Page:Feugère - Les Femmes Poètes au XVIe siècle, 1860.djvu/113

Le texte de cette page a été corrigé et est conforme au fac-similé.
89
JEANNE D’ALBRET

À ce sonnet ajoutons-en un autre adressé au même poëte ; c’est encore un compliment ou plutôt un remercîment de Jeanne d’Albret :


De leurs grands faits les rares anciens
Sont maintenant contents et glorieux,
Ayant trouvé poètes curieux
Les faire vivre, et pour tels je les tiens.

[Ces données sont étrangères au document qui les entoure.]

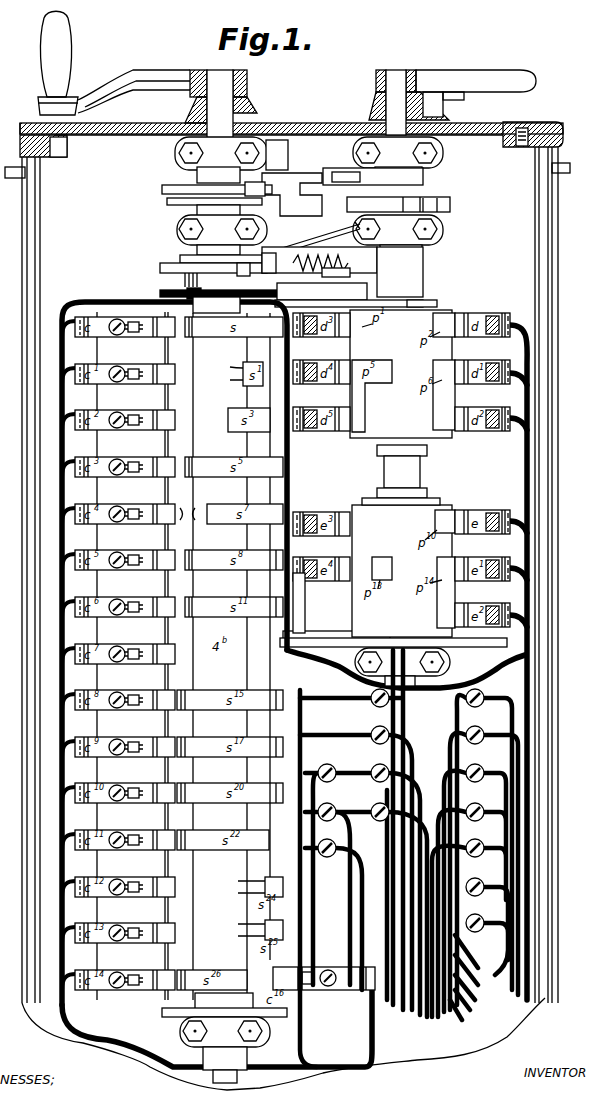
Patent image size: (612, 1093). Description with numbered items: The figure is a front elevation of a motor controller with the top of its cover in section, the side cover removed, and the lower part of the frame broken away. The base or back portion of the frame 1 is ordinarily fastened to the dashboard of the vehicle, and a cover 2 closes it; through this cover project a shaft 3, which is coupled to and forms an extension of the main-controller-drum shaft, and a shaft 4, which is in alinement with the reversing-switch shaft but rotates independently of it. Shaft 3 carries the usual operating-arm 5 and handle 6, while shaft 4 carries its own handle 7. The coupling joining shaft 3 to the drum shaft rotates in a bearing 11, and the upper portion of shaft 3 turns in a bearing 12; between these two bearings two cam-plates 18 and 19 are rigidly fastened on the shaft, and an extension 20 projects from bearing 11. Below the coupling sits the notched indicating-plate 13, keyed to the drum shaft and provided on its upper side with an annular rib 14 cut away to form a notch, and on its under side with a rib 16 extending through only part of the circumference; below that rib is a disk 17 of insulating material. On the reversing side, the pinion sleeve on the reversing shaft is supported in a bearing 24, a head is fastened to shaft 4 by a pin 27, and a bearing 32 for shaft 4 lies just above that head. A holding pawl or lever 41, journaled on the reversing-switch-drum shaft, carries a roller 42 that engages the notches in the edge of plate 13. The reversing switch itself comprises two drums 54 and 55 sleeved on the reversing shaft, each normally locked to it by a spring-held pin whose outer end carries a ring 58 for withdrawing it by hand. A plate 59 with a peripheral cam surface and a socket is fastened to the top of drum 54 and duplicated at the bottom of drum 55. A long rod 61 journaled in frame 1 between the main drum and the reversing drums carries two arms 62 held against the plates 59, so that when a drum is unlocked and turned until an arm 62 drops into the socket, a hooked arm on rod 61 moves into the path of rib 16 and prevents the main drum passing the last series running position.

The base or back portion of the frame 1 is at (287, 618).
The cover 2 is at (310, 122).
The shaft 3 is at (221, 105).
The shaft 4 is at (416, 102).
The operating-arm 5 is at (150, 72).
The handle 6 is at (58, 63).
The handle 7 is at (476, 81).
The bearing 11 is at (222, 230).
The bearing 12 is at (221, 153).
The notched indicating-plate 13 is at (160, 268).
The annular rib 14 is at (180, 258).
The rib 16 is at (185, 283).
The disk of insulating material 17 is at (160, 292).
The cam-plate 18 is at (164, 185).
The cam-plate 19 is at (167, 204).
The extension 20 is at (288, 240).
The bearing 24 is at (398, 230).
The pin 27 is at (292, 178).
The bearing 32 is at (398, 152).
The holding pawl or lever 41 is at (365, 276).
The roller 42 is at (240, 276).
The reversing-switch drum 54 is at (401, 374).
The reversing-switch drum 55 is at (402, 571).
The ring 58 is at (425, 456).
The plate 59 is at (413, 300).
The long rod 61 is at (305, 605).
The arm 62 is at (349, 462).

Mais j’ose dire, et cela je maintiens,
Qu’encore ils ont un regret ennuyeux,
Dont ils seront sur moi-même envieux,
En gémissant aux champs Élysiens.

C’est qu’ils voudraient, pour certain je le sais[1],
Revivre ici et avoir un Bellay,
Ou qu’un Bellay de leur temps eût été ;

Car ce qui n’est savez si dextrement
Feindre et parer, que trop plus aisément
Le bien du bien serait par vous chanté[2].


Ainsi se jouait, en vers un peu embarrassés et subtils, d’après le goût du temps, cette reine énergique qui fut enlevée à son parti dans la force de l’âge : elle succomba en 1572, deux mois avant la Saint-Barthélémy, d’une maladie instantanée, dont l’issue terrible parut suspecte. Avec une crédulité passionnée, qu’excu-

  1. On écrivait alors sçay, ce qui rendait la rime meilleure.
  2. Ce sonnet, où l’alternative des rimes masculines et féminines ne se retrouve plus comme dans le précédent, atteste que cette règle n’était pas encore établie d’une manière définitive. — Au reste, Jeanne d’Albret n’avait pas délaissé, par attachement pour le langage de la cour, son idiome natal, puisqu’elle fit traduire le Nouveau Testament en langue basque, à l’usage de ses sujets.